There were limitations to the present study. We did not include a group of euthymic individuals with a history of recurrent MDD and therefore did not examine whether amygdala activity to emotional facial expressions differentiated remitted and depressed phases of recurrent MDD. Future studies could therefore compare depressed with recovered individuals with a history of MDD. We deliberately focused examination on the amygdala in this first study comparing BDd, BDr, and depressed individuals with recurrent MDD, but clearly other neural regions are implicated in emotion processing (
6). Many patients were medicated, especially depressed patients, because of the need for medication in these severely depressed individuals. We showed normalizing rather than confounding effects of medication upon amygdala activity in BDd patients, however, suggesting that medication was unlikely to have contributed to the elevated left amygdala activity in the sad experiment in BDd patients.

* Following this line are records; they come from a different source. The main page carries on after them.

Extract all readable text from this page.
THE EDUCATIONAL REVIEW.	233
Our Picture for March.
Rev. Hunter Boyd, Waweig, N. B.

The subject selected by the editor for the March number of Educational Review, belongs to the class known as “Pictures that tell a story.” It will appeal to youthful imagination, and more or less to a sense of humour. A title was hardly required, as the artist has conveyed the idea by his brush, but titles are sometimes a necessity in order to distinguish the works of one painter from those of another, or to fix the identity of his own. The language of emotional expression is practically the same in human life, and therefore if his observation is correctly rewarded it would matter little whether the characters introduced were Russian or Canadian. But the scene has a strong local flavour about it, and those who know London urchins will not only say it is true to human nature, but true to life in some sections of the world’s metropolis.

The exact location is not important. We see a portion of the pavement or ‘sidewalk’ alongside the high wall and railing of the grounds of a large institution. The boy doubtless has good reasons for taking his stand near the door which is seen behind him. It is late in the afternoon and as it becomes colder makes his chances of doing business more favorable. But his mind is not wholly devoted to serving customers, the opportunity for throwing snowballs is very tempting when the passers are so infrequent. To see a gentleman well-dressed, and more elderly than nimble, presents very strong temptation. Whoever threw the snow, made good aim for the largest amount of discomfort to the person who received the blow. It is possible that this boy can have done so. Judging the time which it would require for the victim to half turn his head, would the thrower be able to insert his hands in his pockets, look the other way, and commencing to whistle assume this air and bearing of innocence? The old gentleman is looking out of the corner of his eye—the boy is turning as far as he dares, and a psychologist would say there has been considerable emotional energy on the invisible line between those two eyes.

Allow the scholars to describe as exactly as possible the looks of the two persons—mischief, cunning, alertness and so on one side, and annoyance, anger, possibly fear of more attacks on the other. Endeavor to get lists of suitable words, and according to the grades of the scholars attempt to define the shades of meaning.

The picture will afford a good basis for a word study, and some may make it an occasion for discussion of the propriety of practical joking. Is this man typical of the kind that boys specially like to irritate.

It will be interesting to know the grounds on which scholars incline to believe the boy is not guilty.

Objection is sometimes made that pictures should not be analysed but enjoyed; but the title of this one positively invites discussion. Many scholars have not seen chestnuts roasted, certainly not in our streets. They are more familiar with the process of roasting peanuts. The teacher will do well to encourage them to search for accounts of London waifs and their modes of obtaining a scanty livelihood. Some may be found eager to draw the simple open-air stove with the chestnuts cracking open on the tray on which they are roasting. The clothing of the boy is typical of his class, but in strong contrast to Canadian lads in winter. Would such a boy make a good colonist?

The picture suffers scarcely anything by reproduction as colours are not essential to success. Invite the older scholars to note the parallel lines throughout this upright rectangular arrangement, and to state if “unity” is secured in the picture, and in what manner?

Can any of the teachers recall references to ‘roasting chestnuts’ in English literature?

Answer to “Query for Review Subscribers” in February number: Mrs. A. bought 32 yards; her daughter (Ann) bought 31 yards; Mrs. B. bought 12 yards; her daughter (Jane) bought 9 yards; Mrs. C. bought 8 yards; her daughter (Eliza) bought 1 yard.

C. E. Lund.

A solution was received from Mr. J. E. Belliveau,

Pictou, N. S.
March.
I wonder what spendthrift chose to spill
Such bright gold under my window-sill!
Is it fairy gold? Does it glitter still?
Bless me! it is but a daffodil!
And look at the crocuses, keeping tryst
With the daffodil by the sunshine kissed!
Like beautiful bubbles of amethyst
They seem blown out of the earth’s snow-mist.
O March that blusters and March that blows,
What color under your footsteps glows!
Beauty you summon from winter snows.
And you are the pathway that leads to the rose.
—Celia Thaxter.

There were relatively small numbers of men in each group, and we did not obtain accurate information regarding the amount of current or past use of nicotine in study participants. Greater numbers of men and tobacco-using histories could be included in future studies of BDr, BDd, and MDD depressed individuals.
Our findings suggest that abnormally elevated left amygdala activity to sad faces might represent a depression-specific marker of BD but not recurrent MDD depression that is unrelated to medication. Despite the very similar clinical presentation of BD and MDD depression, different pathophsysiologic processes might be associated with these two disorders. Together with emerging data indicating different patterns of abnormal effective connectivity during happy emotion processing in BD and MDD depression (
37), the present data highlight the potential future use of neuroimaging in the search for biological markers to help improve accuracy of early diagnosis of BD depression.